EmailParser - An easy way to parse raw email texts
With Email Parser you can easily parse emails in their raw string format such as the following Outlook email. EmailParser uses primiarly several hard coded regex expressions as well as a classification machine learning model to detect parts of the emails.
Hey John,
I appreciate your feedback.
Steven
From: John, Doe <johndoe@hotmail.com>
Sent: December 13, 2018 2:47 PM
To: S Chen
Subject: Re: Steven Chen - Jobs
Hi Steven, I looked at your github repo and i think you need a better README file.
Best,
John
From: S Chen <s_chen@hotmail.ca>
Date: Thursday, December 13, 2018 at 2:41 PM
To: "John Doe" <johndoe@hotmail.com>
Subject: Check out my repo
Hi John,
Check out my new repo
Thank you!
Steven Chen
Overview
EmailParser was written to help with tasks including: separating the above example into two separate strings by header or removing the signature of the email.
Usage
In the following paragraphs, I am going to describe how you can get and use Scrapeasy for your own projects.
Getting it
To download scrapeasy, either fork this github repo or simply use Pypi via pip.
$ pip install EmailParser
Using it
Scrapeasy was programmed with ease-of-use in mind.

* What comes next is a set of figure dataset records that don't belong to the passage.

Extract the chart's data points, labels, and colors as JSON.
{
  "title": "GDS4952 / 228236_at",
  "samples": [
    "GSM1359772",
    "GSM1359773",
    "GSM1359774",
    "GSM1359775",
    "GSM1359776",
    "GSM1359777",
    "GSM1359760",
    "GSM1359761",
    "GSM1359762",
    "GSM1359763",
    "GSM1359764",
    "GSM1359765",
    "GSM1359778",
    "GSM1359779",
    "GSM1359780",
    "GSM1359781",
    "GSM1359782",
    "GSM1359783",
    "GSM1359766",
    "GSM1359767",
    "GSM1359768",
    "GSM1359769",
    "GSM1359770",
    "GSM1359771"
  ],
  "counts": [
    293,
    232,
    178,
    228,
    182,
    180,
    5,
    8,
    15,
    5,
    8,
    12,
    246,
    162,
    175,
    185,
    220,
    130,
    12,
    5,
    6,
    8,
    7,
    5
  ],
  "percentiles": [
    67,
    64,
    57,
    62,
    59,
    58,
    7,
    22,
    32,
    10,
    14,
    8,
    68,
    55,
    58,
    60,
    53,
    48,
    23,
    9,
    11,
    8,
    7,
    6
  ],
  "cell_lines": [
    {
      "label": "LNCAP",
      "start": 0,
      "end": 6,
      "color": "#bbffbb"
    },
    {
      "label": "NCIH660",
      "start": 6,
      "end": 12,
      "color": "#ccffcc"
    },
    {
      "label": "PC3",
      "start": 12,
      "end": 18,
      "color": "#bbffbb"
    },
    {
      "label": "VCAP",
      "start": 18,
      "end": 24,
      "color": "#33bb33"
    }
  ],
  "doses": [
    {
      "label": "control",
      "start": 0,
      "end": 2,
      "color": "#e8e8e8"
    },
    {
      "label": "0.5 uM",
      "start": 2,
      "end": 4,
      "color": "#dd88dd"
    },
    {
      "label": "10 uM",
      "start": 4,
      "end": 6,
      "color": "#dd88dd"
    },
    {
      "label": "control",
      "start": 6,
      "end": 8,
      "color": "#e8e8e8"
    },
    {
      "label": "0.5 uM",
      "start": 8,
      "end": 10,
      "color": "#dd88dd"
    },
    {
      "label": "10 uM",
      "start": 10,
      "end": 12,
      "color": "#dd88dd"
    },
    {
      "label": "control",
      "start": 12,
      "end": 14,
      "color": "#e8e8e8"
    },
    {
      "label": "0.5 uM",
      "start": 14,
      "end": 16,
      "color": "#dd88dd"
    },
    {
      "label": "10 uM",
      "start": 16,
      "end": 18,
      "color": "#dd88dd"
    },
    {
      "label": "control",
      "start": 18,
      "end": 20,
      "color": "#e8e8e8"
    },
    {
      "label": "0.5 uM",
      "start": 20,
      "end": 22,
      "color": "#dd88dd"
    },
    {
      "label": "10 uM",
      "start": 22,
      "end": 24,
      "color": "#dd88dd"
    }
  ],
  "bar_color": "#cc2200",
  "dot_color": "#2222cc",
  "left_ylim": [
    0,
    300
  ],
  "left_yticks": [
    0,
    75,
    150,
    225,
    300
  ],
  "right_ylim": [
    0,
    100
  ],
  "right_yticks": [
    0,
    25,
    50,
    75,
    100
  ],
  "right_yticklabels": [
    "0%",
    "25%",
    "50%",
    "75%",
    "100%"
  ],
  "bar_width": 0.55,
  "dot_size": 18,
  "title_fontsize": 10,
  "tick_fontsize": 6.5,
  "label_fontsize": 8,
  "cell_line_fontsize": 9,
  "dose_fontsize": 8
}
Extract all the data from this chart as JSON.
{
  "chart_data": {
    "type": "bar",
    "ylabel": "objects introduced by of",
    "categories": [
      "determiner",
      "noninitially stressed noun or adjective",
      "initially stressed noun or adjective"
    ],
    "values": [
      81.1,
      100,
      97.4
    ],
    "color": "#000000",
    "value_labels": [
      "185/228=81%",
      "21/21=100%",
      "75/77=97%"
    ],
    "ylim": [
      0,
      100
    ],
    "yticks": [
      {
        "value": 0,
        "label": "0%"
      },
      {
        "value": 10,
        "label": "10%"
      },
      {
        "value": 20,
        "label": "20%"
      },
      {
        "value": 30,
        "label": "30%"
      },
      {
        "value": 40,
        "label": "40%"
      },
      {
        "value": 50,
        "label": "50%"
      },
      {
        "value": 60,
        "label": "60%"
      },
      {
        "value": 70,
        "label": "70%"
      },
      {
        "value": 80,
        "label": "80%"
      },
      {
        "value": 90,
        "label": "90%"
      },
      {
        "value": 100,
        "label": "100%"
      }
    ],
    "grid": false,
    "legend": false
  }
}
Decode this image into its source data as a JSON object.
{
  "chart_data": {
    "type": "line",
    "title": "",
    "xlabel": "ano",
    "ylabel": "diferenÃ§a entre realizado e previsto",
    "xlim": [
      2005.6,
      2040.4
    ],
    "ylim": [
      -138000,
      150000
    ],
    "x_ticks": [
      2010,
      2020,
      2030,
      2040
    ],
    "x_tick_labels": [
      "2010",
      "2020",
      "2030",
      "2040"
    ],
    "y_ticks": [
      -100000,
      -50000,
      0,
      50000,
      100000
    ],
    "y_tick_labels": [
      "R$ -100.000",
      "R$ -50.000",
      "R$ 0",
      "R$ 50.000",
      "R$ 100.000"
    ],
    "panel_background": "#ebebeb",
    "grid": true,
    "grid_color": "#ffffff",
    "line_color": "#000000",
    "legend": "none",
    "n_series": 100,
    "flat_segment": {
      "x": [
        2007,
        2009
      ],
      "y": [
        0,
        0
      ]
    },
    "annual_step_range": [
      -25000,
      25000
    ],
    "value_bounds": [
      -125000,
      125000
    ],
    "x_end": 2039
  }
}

from EmailParser import EmailParser
parser = EmailParser()
Methods
Below describe just some of the methods included. Check in-code comments and EmailParser.py for other miscellaneous methods you may find useful.
get_most_recent
Returns string portion of most recent message in an email by removing everything below the first reply/forward email header it finds
parser.get_most_recent(email_text)
>>>Hey John,
>>>I appreciate your feedback.
>>>Steven
get_all_separated
returns a list/array of emails separated by reply and forward headers the email headers are NOT removed in the process - they will appear at the top of the emails
remove_header
Removes the header at the top of the email. Assumes there is only ONE HEADER in the email passed into function. After get_all_seperated returns list of emails, all replies/forwarded emails will have a header that can be removed by this function
parser.remove_header(email_text)
remove_signature
remove_signature returns the substring an email representing the email without signature.
The function does this by looking for regex patterns signifying the signature (eg. "sincerely,").
If a regex pattern is not found, the function uses the Mailgun Talon machine learning model to identify
Substrings with high probability of being a signature
Parameter remove_phrase: if True
, the "thank you" "sincerely" etc. are included in the signature to be removed
Parameter sender: email address or name of person sending email
parser.remove_signature(email_text, remove_phrase=True, sender="John Doe")
get_salutation
get_salutation finds common email salutations such as "hi", "dear", "hey [name]" and returns this phrase
parser.get_salutation(email_text)
get_header
This function searches a string to find the value associated with the email header. For example, in a forwarded email, if you want to find who it was sent from, then Call the function get_header(email_text, "from") Parameter header: "from", "to", "sent", or "subject", etc.
parser.get_header(email_text, header)
get_forwarded_sender
This method takes in a string of an email with an email header or an email header itself and returns a tuple of the (name, email) of the sender identified from the email header
How it works: The name/email will typically be found in the "From:..." or "On... wrote:" line of an email header Once this line is found, the method will look for an email eg. "....@....com" Then it finds the name by removing anything in brackets <> [] from the line
parser.get_forwarded_sender(email_text)
get_sent_date
This method looks in an email (with its string email header) to find the time that the email sent @:return datetime object representing the time sent found in an email header
parser.get_sent_date(email_text)
get_body
get_body method just combines the remove_signature, get_salutation, and get_most_recent to isolate for the body of an email
parser.get_body(email_text, checksignature=True, check_salutation=False, check_reply_text=False, sender="", removephrase=False)